The problem now is that the rest of the world caught up with us. Asia, especially India and China, are producing enormous numbers of students with equal or better educations that our own. And its a very easy decision for a business to choose between paying an American worker or an Asian worker with equal credentials - one is required by law to health care, standard-of-living costs, insurance, and proportional salaries, while the other is happy making $500 a month. So, simply being an "expert" in a given field is no longer enough to guarantee success.

The recent push for examining our educational system focuses on something I've felt strongly about since before I became a teacher: cross-discipline education, or holistic teaching. A chemist must now master both their chosen field and be able to communicate effectively, or even better, apply their knowledge across the spectrum of modern living and synthesize a new understanding, create a new idea, for lack of a better word.

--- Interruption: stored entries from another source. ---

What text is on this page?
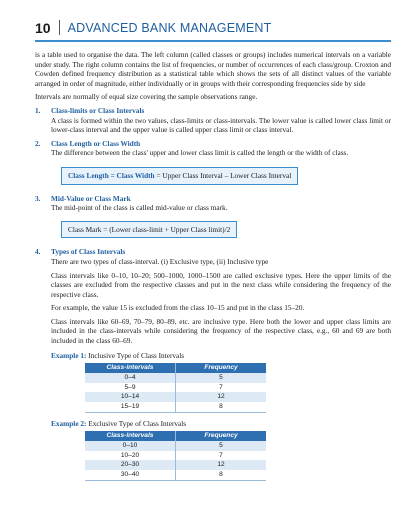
10 ADVANCED BANK MANAGEMENT

is a table used to organise the data. The left column (called classes or groups) includes numerical intervals on a variable under study. The right column contains the list of frequencies, or number of occurrences of each class/group. Croxton and Cowden defined frequency distribution as a statistical table which shows the sets of all distinct values of the variable arranged in order of magnitude, either individually or in groups with their corresponding frequencies side by side

Intervals are normally of equal size covering the sample observations range.

1. Class-limits or Class Intervals

A class is formed within the two values, class-limits or class-intervals. The lower value is called lower class limit or lower-class interval and the upper value is called upper class limit or class interval.

2. Class Length or Class Width

The difference between the class' upper and lower class limit is called the length or the width of class.

Class Length = Class Width = Upper Class Interval – Lower Class Interval
3. Mid-Value or Class Mark

The mid-point of the class is called mid-value or class mark.

Class Mark = (Lower class-limit + Upper Class limit)/2
4. Types of Class Intervals

There are two types of class-interval. (i) Exclusive type, (ii) Inclusive type

Class intervals like 0–10, 10–20; 500–1000, 1000–1500 are called exclusive types. Here the upper limits of the classes are excluded from the respective classes and put in the next class while considering the frequency of the respective class.

For example, the value 15 is excluded from the class 10–15 and put in the class 15–20.

Class intervals like 60–69, 70–79, 80–89, etc. are inclusive type. Here both the lower and upper class limits are included in the class-intervals while considering the frequency of the respective class, e.g., 60 and 69 are both included in the class 60–69.

Example 1: Inclusive Type of Class Intervals
Class-intervals	Frequency
0–4	5
5–9	7
10–14	12
15–19	8
Example 2: Exclusive Type of Class Intervals
Class-intervals	Frequency
0–10	5
10–20	7
20–30	12
30–40	8
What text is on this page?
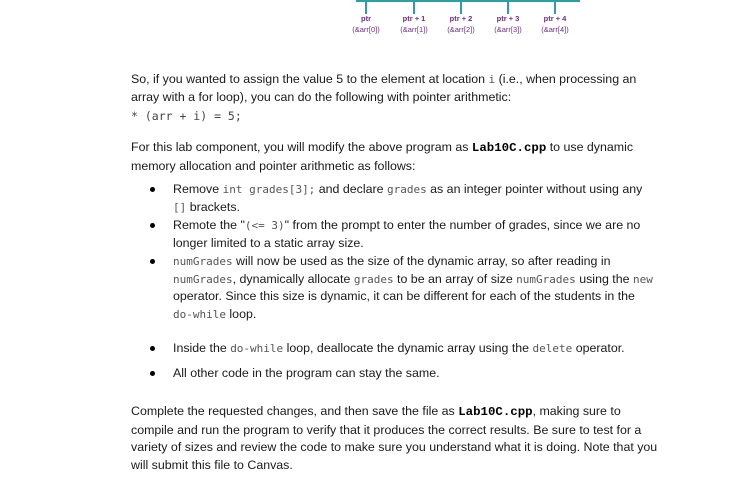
ptr
(&arr[0])
ptr + 1
(&arr[1])
ptr + 2
(&arr[2])
ptr + 3
(&arr[3])
ptr + 4
(&arr[4])
So, if you wanted to assign the value 5 to the element at location i (i.e., when processing an array with a for loop), you can do the following with pointer arithmetic:
* (arr + i) = 5;
For this lab component, you will modify the above program as Lab10C.cpp to use dynamic memory allocation and pointer arithmetic as follows:
Remove int grades[3]; and declare grades as an integer pointer without using any [] brackets.
Remote the "(<= 3)" from the prompt to enter the number of grades, since we are no longer limited to a static array size.
numGrades will now be used as the size of the dynamic array, so after reading in numGrades, dynamically allocate grades to be an array of size numGrades using the new operator. Since this size is dynamic, it can be different for each of the students in the do-while loop.
Inside the do-while loop, deallocate the dynamic array using the delete operator.
All other code in the program can stay the same.
Complete the requested changes, and then save the file as Lab10C.cpp, making sure to compile and run the program to verify that it produces the correct results. Be sure to test for a variety of sizes and review the code to make sure you understand what it is doing. Note that you will submit this file to Canvas.
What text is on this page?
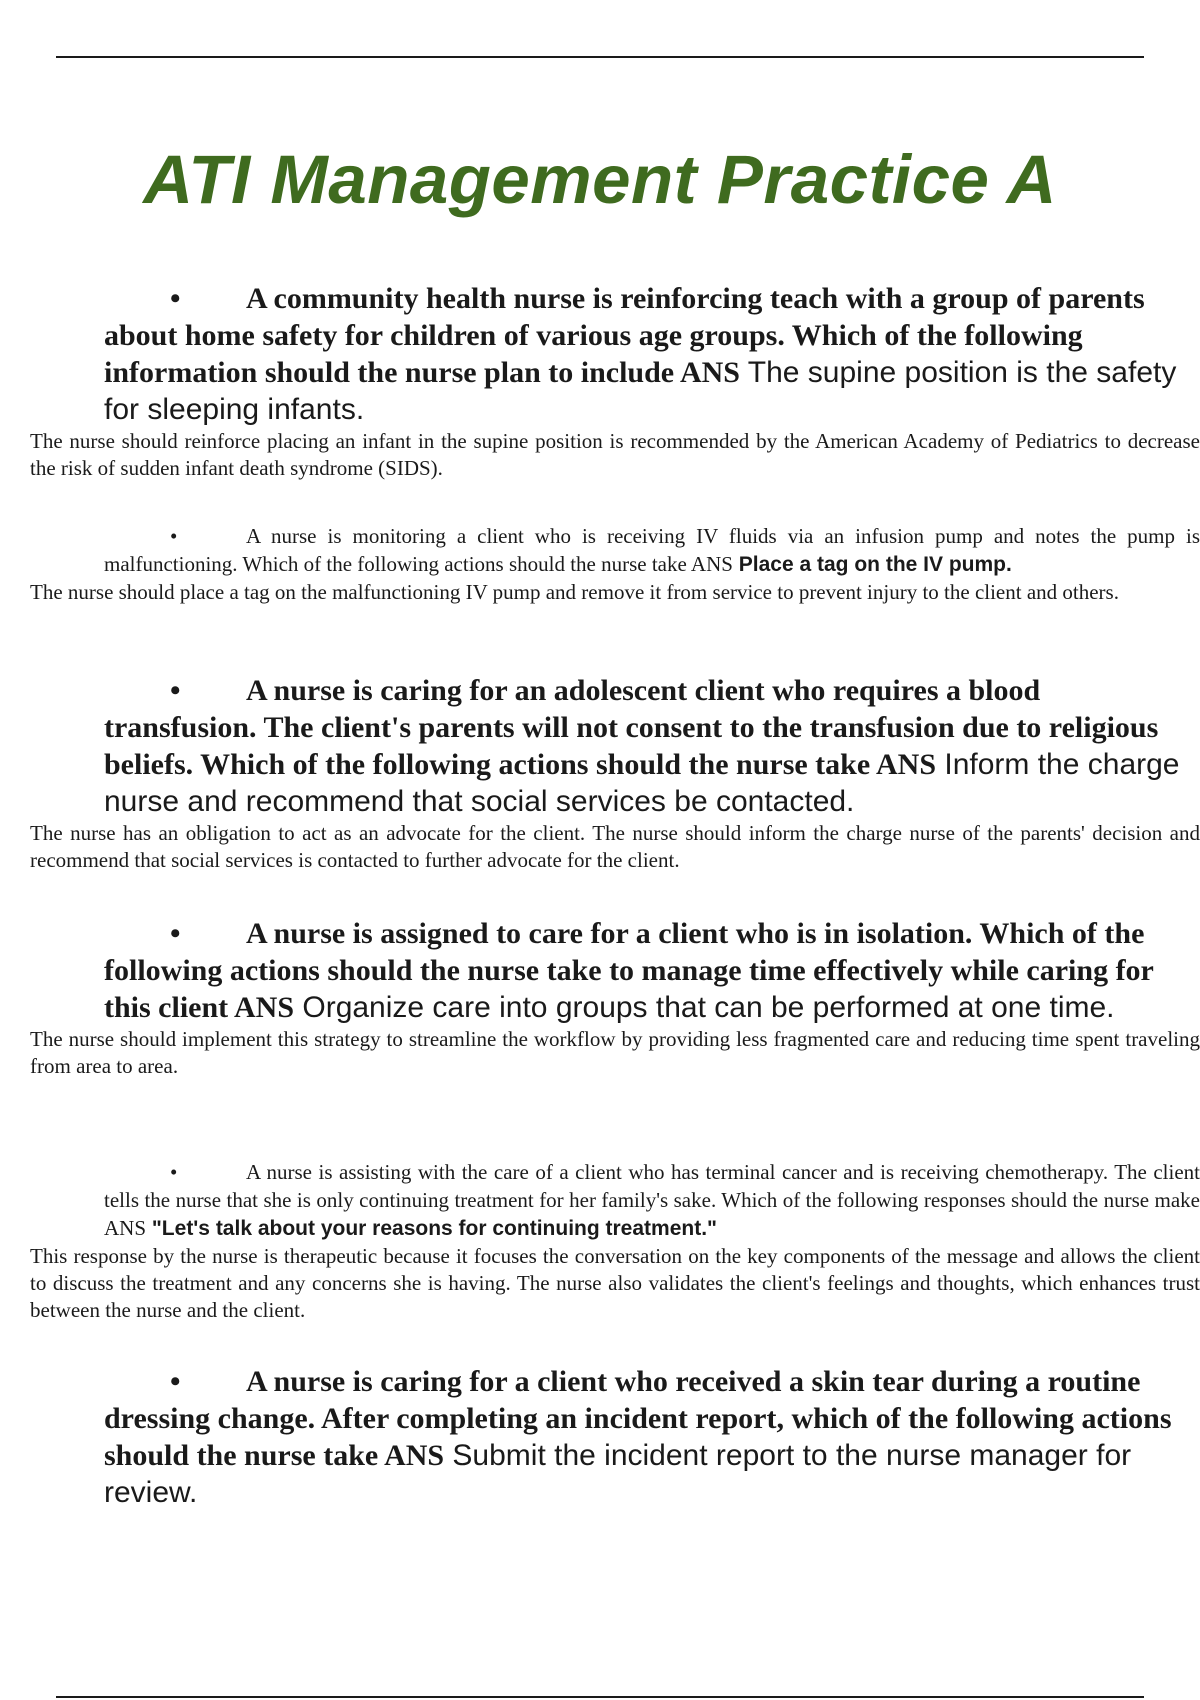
ATI Management Practice A

•	A community health nurse is reinforcing teach with a group of parents about home safety for children of various age groups. Which of the following information should the nurse plan to include ANS The supine position is the safety for sleeping infants.

The nurse should reinforce placing an infant in the supine position is recommended by the American Academy of Pediatrics to decrease the risk of sudden infant death syndrome (SIDS).

•	A nurse is monitoring a client who is receiving IV fluids via an infusion pump and notes the pump is malfunctioning. Which of the following actions should the nurse take ANS Place a tag on the IV pump.

The nurse should place a tag on the malfunctioning IV pump and remove it from service to prevent injury to the client and others.

•	A nurse is caring for an adolescent client who requires a blood transfusion. The client's parents will not consent to the transfusion due to religious beliefs. Which of the following actions should the nurse take ANS Inform the charge nurse and recommend that social services be contacted.

The nurse has an obligation to act as an advocate for the client. The nurse should inform the charge nurse of the parents' decision and recommend that social services is contacted to further advocate for the client.

•	A nurse is assigned to care for a client who is in isolation. Which of the following actions should the nurse take to manage time effectively while caring for this client ANS Organize care into groups that can be performed at one time.

The nurse should implement this strategy to streamline the workflow by providing less fragmented care and reducing time spent traveling from area to area.

•	A nurse is assisting with the care of a client who has terminal cancer and is receiving chemotherapy. The client tells the nurse that she is only continuing treatment for her family's sake. Which of the following responses should the nurse make ANS "Let's talk about your reasons for continuing treatment."

This response by the nurse is therapeutic because it focuses the conversation on the key components of the message and allows the client to discuss the treatment and any concerns she is having. The nurse also validates the client's feelings and thoughts, which enhances trust between the nurse and the client.

•	A nurse is caring for a client who received a skin tear during a routine dressing change. After completing an incident report, which of the following actions should the nurse take ANS Submit the incident report to the nurse manager for review.
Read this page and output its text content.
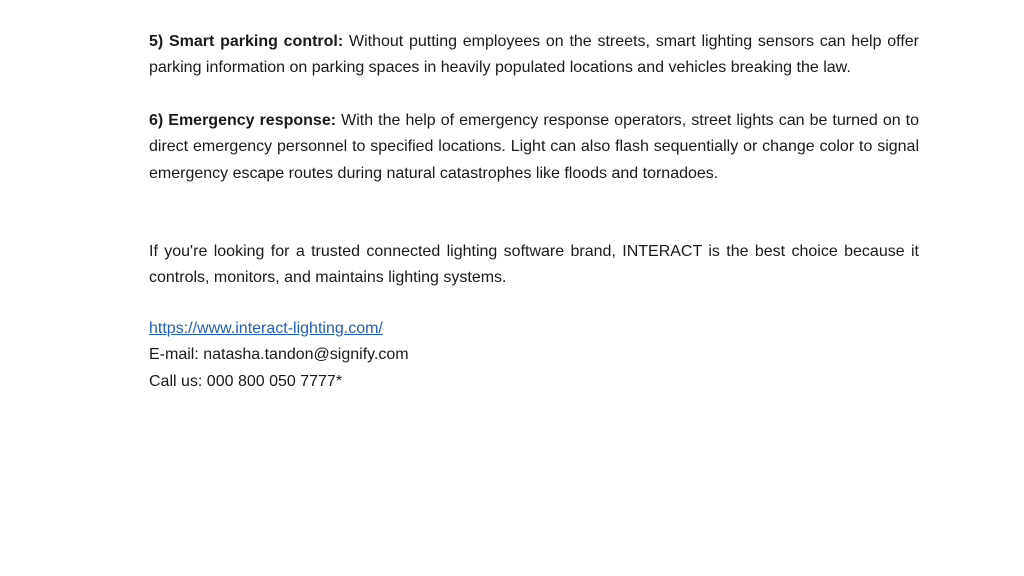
5) Smart parking control: Without putting employees on the streets, smart lighting sensors can help offer parking information on parking spaces in heavily populated locations and vehicles breaking the law.

6) Emergency response: With the help of emergency response operators, street lights can be turned on to direct emergency personnel to specified locations. Light can also flash sequentially or change color to signal emergency escape routes during natural catastrophes like floods and tornadoes.

If you're looking for a trusted connected lighting software brand, INTERACT is the best choice because it controls, monitors, and maintains lighting systems.

https://www.interact-lighting.com/
E-mail: natasha.tandon@signify.com
Call us: 000 800 050 7777*
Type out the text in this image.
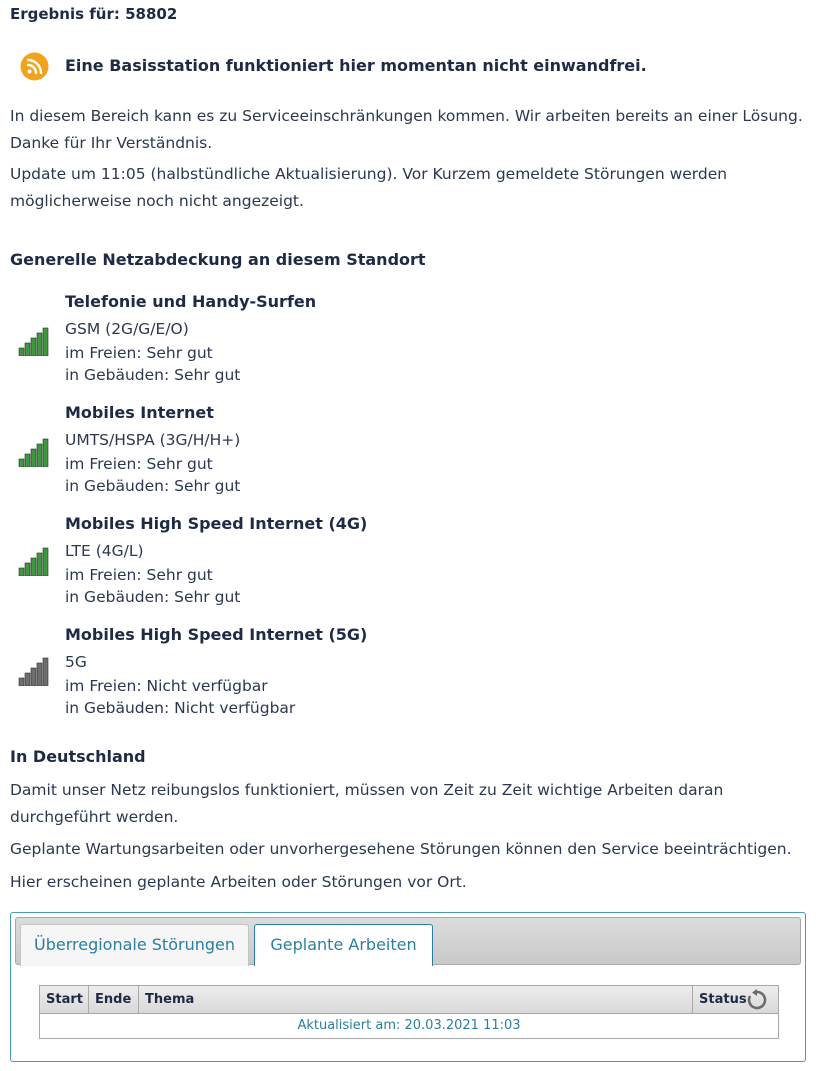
Ergebnis für: 58802
Eine Basisstation funktioniert hier momentan nicht einwandfrei.
In diesem Bereich kann es zu Serviceeinschränkungen kommen. Wir arbeiten bereits an einer Lösung. Danke für Ihr Verständnis.
Update um 11:05 (halbstündliche Aktualisierung). Vor Kurzem gemeldete Störungen werden möglicherweise noch nicht angezeigt.
Generelle Netzabdeckung an diesem Standort
Telefonie und Handy-Surfen
GSM (2G/G/E/O)
im Freien: Sehr gut
in Gebäuden: Sehr gut
Mobiles Internet
UMTS/HSPA (3G/H/H+)
im Freien: Sehr gut
in Gebäuden: Sehr gut
Mobiles High Speed Internet (4G)
LTE (4G/L)
im Freien: Sehr gut
in Gebäuden: Sehr gut
Mobiles High Speed Internet (5G)
5G
im Freien: Nicht verfügbar
in Gebäuden: Nicht verfügbar
In Deutschland
Damit unser Netz reibungslos funktioniert, müssen von Zeit zu Zeit wichtige Arbeiten daran durchgeführt werden.
Geplante Wartungsarbeiten oder unvorhergesehene Störungen können den Service beeinträchtigen.
Hier erscheinen geplante Arbeiten oder Störungen vor Ort.
Überregionale Störungen	Geplante Arbeiten
Start Ende	Thema	Status
Aktualisiert am: 20.03.2021 11:03
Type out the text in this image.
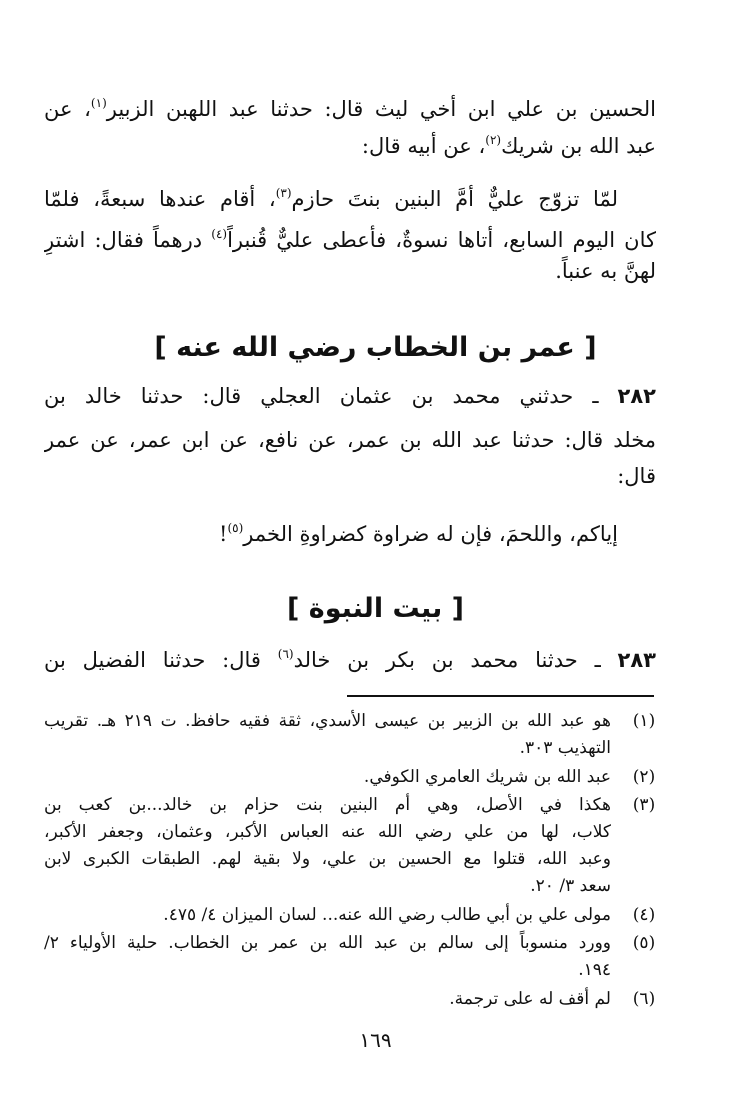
الحسين بن علي ابن أخي ليث قال: حدثنا عبد اللهبن الزبير$^{(١)}$، عن
عبد الله بن شريك$^{(٢)}$، عن أبيه قال:
لمّا تزوّج عليٌّ أمَّ البنين بنتَ حازم$^{(٣)}$، أقام عندها سبعةً، فلمّا
كان اليوم السابع، أتاها نسوةٌ، فأعطى عليٌّ قُنبراً$^{(٤)}$ درهماً فقال: اشترِ
لهنَّ به عنباً.
[ عمر بن الخطاب رضي الله عنه ]
٢٨٢ ـ حدثني محمد بن عثمان العجلي قال: حدثنا خالد بن
مخلد قال: حدثنا عبد الله بن عمر، عن نافع، عن ابن عمر، عن عمر
قال:
إياكم، واللحمَ، فإن له ضراوة كضراوةِ الخمر$^{(٥)}$!
[ بيت النبوة ]
٢٨٣ ـ حدثنا محمد بن بكر بن خالد$^{(٦)}$ قال: حدثنا الفضيل بن
(١)
هو عبد الله بن الزبير بن عيسى الأسدي، ثقة فقيه حافظ. ت ٢١٩ هـ. تقريب
التهذيب ٣٠٣.
(٢)
عبد الله بن شريك العامري الكوفي.
(٣)
هكذا في الأصل، وهي أم البنين بنت حزام بن خالد...بن كعب بن
كلاب، لها من علي رضي الله عنه العباس الأكبر، وعثمان، وجعفر الأكبر،
وعبد الله، قتلوا مع الحسين بن علي، ولا بقية لهم. الطبقات الكبرى لابن
سعد ٣/ ٢٠.
(٤)
مولى علي بن أبي طالب رضي الله عنه... لسان الميزان ٤/ ٤٧٥.
(٥)
وورد منسوباً إلى سالم بن عبد الله بن عمر بن الخطاب. حلية الأولياء ٢/
١٩٤.
(٦)
لم أقف له على ترجمة.
١٦٩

Academic subjects are viewed as discrete from one another. Reaching across the divide is essential if we want a versatile, flexible, talented, and better population. By becoming a "jack of all trades", you have a work force that is not only easier to employ but essential to have. Think of it this way: the recent trend in football has been multi-position players that can function as, say, a quarterback, running back, and receiver all in the same game. Obviously this person, who can access skills from a variety of sources, is much more desireable than a single-skill person.

Beyond that, the entire population (both rising through academic training and the current work force) must realize that in the new, faster evolving world, one's education does not stop. You must never stop learning. The stagnation that comes from accepting a station is now dangerous. If you will not improve yourself, add skills to your resume, and become invaluable, than you are simply a one-trick pony with much less value. Continous learning does not mean enrolling in college courses, taking tests and writing essays (although it could!). Instead, expanding your own skill set by learning from others or exploring a seemingly unrelated realm is sufficient. The more you take in, the more valuable you become.

Lastly, I would like to say that it is foolish to think one has "learned enough". You are not a jar that can be filled with knowledge until it tops off. There is no limit to your understanding. Perhaps you'll never become a doctor or author, but you can certainly add some of those abilities to your personal palate. "How do you educate and train people for jobs that don't exist yet?" asks Michael Thurmond, Georgia's labor commissioner. "As long as you know how to learn, [employers] can train you to do a job."